The arrow suggests, to me, the direction of travel, and that’s the way I went. As I pushed my way uphill on my road bike I spotted an obstruction ahead of me in the lane, merged left into the regular travel lane to avoid it, and that’s when the obstruction (a guy on a high-end full-suspension mountain bike coming towards me in the lane) snarkily instructed me to “Pass on the right, Dude.”

Up to this point I really didn’t care that I moved left to avoid him. I can’t control what other people do. There was plenty of room and we were passing without incident, but this scofflaw was clearly annoyed that I didn’t follow what he thought of as the “rules,” so of course he deserved a response: “Wrong way, Dude,” I replied.

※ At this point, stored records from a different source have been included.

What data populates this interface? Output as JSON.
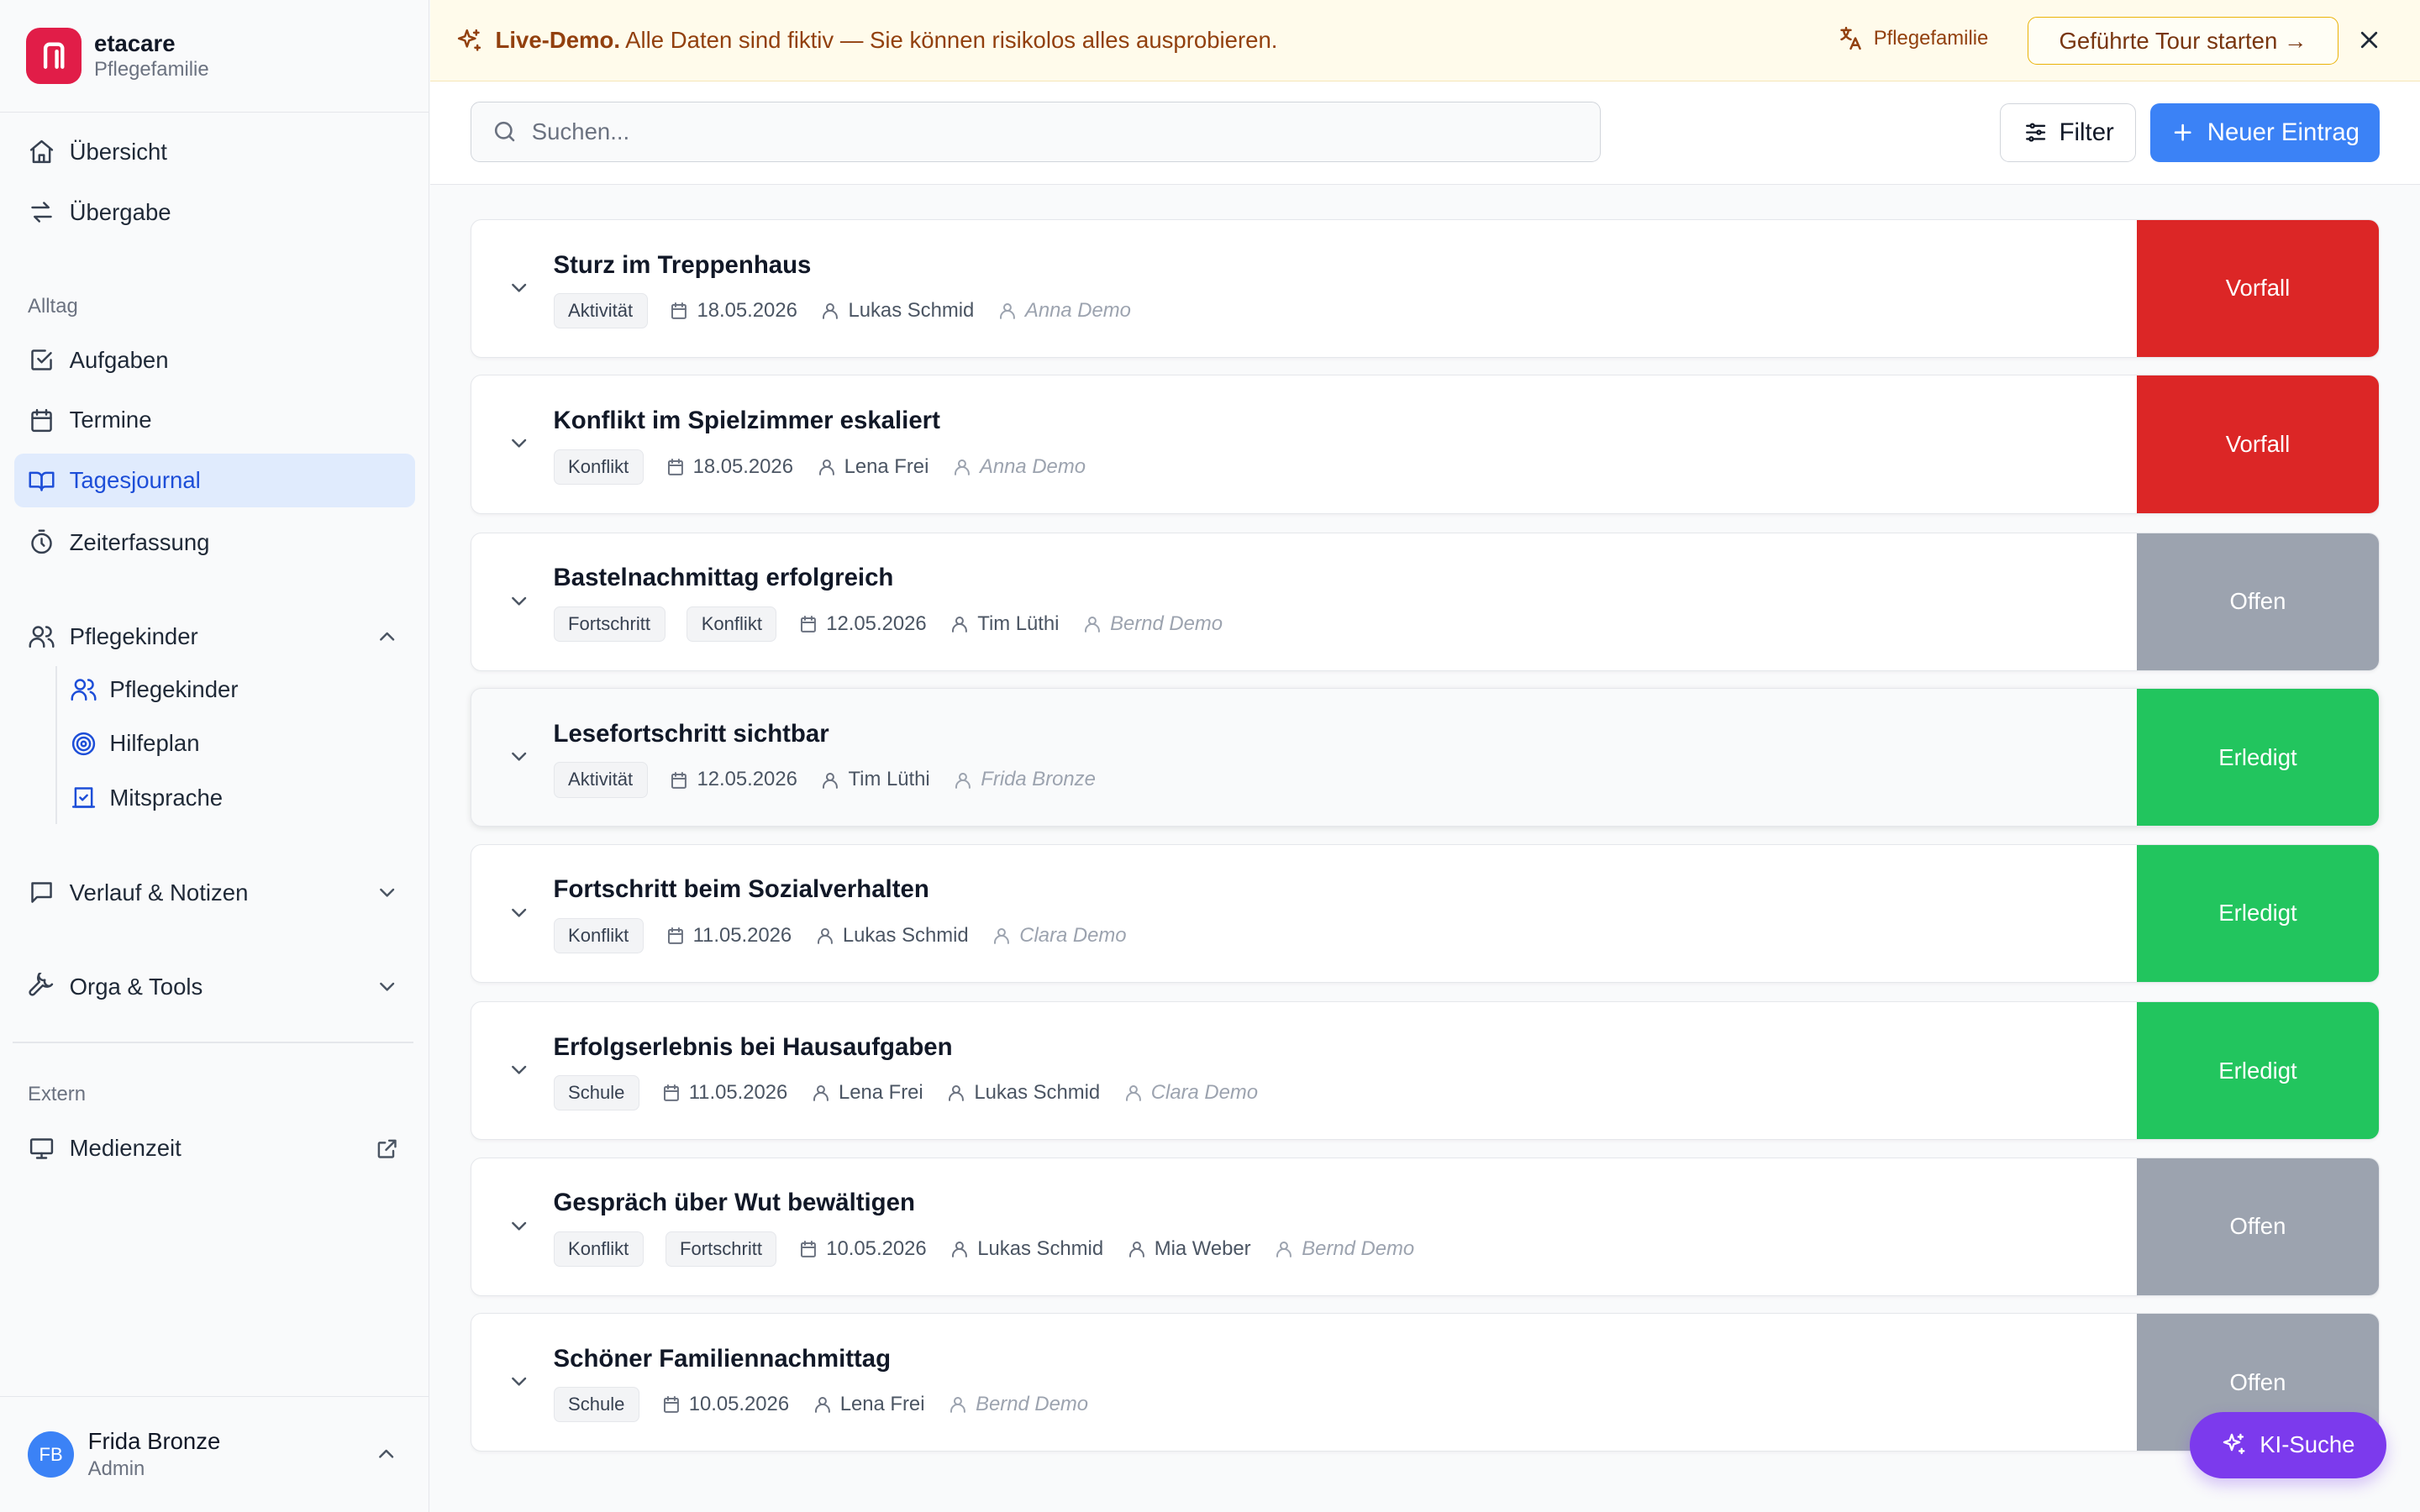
{
  "brand": {
    "name": "etacare",
    "subtitle": "Pflegefamilie"
  },
  "nav": {
    "overview": "Übersicht",
    "handover": "Übergabe",
    "section_alltag": "Alltag",
    "tasks": "Aufgaben",
    "appointments": "Termine",
    "journal": "Tagesjournal",
    "time_tracking": "Zeiterfassung",
    "foster_group": "Pflegekinder",
    "foster_children": "Pflegekinder",
    "help_plan": "Hilfeplan",
    "participation": "Mitsprache",
    "history_notes": "Verlauf & Notizen",
    "org_tools": "Orga & Tools",
    "section_extern": "Extern",
    "media_time": "Medienzeit"
  },
  "user": {
    "initials": "FB",
    "name": "Frida Bronze",
    "role": "Admin"
  },
  "banner": {
    "label": "Live-Demo.",
    "text": "Alle Daten sind fiktiv — Sie können risikolos alles ausprobieren.",
    "language": "Pflegefamilie",
    "tour_button": "Geführte Tour starten →"
  },
  "toolbar": {
    "search_placeholder": "Suchen...",
    "filter_label": "Filter",
    "new_entry_label": "Neuer Eintrag"
  },
  "entries": [
    {
      "title": "Sturz im Treppenhaus",
      "tags": [
        "Aktivität"
      ],
      "date": "18.05.2026",
      "persons": [
        "Lukas Schmid"
      ],
      "author": "Anna Demo",
      "status": "Vorfall"
    },
    {
      "title": "Konflikt im Spielzimmer eskaliert",
      "tags": [
        "Konflikt"
      ],
      "date": "18.05.2026",
      "persons": [
        "Lena Frei"
      ],
      "author": "Anna Demo",
      "status": "Vorfall"
    },
    {
      "title": "Bastelnachmittag erfolgreich",
      "tags": [
        "Fortschritt",
        "Konflikt"
      ],
      "date": "12.05.2026",
      "persons": [
        "Tim Lüthi"
      ],
      "author": "Bernd Demo",
      "status": "Offen"
    },
    {
      "title": "Lesefortschritt sichtbar",
      "tags": [
        "Aktivität"
      ],
      "date": "12.05.2026",
      "persons": [
        "Tim Lüthi"
      ],
      "author": "Frida Bronze",
      "status": "Erledigt"
    },
    {
      "title": "Fortschritt beim Sozialverhalten",
      "tags": [
        "Konflikt"
      ],
      "date": "11.05.2026",
      "persons": [
        "Lukas Schmid"
      ],
      "author": "Clara Demo",
      "status": "Erledigt"
    },
    {
      "title": "Erfolgserlebnis bei Hausaufgaben",
      "tags": [
        "Schule"
      ],
      "date": "11.05.2026",
      "persons": [
        "Lena Frei",
        "Lukas Schmid"
      ],
      "author": "Clara Demo",
      "status": "Erledigt"
    },
    {
      "title": "Gespräch über Wut bewältigen",
      "tags": [
        "Konflikt",
        "Fortschritt"
      ],
      "date": "10.05.2026",
      "persons": [
        "Lukas Schmid",
        "Mia Weber"
      ],
      "author": "Bernd Demo",
      "status": "Offen"
    },
    {
      "title": "Schöner Familiennachmittag",
      "tags": [
        "Schule"
      ],
      "date": "10.05.2026",
      "persons": [
        "Lena Frei"
      ],
      "author": "Bernd Demo",
      "status": "Offen"
    }
  ],
  "status_colors": {
    "Vorfall": "#dc2626",
    "Offen": "#9ca3af",
    "Erledigt": "#22c55e"
  },
  "ki_search_label": "KI-Suche"
}
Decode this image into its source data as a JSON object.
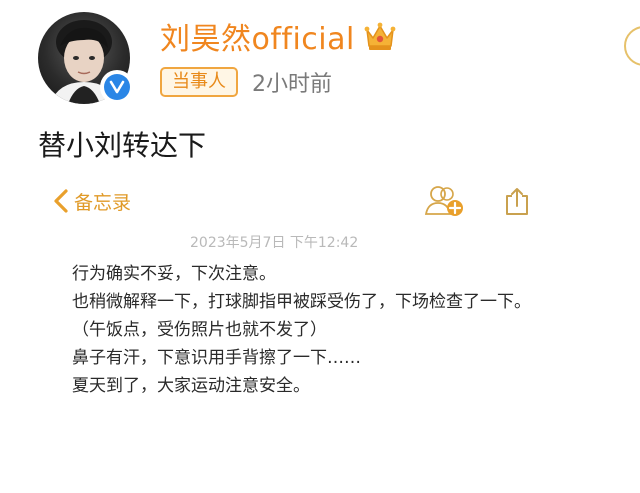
{
  "post": {
    "username": "刘昊然official",
    "tag": "当事人",
    "time": "2小时前",
    "text": "替小刘转达下"
  },
  "icons": {
    "crown": "crown-icon",
    "verified": "verified-v-icon",
    "back": "chevron-left-icon",
    "share_user": "add-collaborator-icon",
    "export": "share-export-icon"
  },
  "memo": {
    "back_label": "备忘录",
    "date": "2023年5月7日 下午12:42",
    "lines": [
      "行为确实不妥，下次注意。",
      "也稍微解释一下，打球脚指甲被踩受伤了，下场检查了一下。（午饭点，受伤照片也就不发了）",
      "鼻子有汗，下意识用手背擦了一下……",
      "夏天到了，大家运动注意安全。"
    ]
  },
  "colors": {
    "username": "#f0861f",
    "tag_border": "#f0a640",
    "memo_accent": "#e09a28",
    "verified": "#2a86e6"
  }
}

So he says “Two-way trail, Dude.”

Good grief. He’s probably out of ear-shot by now, but I depart with, “Trail rules: Downhill yields to uphill, Dude.”


I know there was a large-ish group of perhaps 20 cyclists about a few minutes behind me riding two to three across in this lane — did this group ride squeeze right to get past the wrong-way mountain biker who couldn’t handle going the correct direction on this loop road?

But that left me wondering: Is there a local custom of treating this clearly-marked one-way lane as a two-way trail? And if this is the case, how are out-of-towner dudes like me supposed to know of this local custom?

2 Comments

  1. Local custom or local morons? Here we have a lovely six mile trail circling a city park, paved only a couple of years ago, with a parallel pedestrian trail and lots of signs clearly marking which is which. Joggers and walkers routinely use the bike trail, despite the signs. Last year I nearly killed a woman who had decided the bike trail was the perfect place to lie down and stretch.

    Bottom line: people are dumb, and will do dumb things, no matter what the signs say.

  2. Jason, I agree with you. When I’m riding in the local parks I see far too many people who’ll just stop and start working out in the middle of the sidewalk. Even though there is more than enough room in the grass. I’ve also have seen far too many cyclists flying through the parks at full speed like they’re running their own personal Tour de France or something. So sadly, there is enough blame to go all the way around.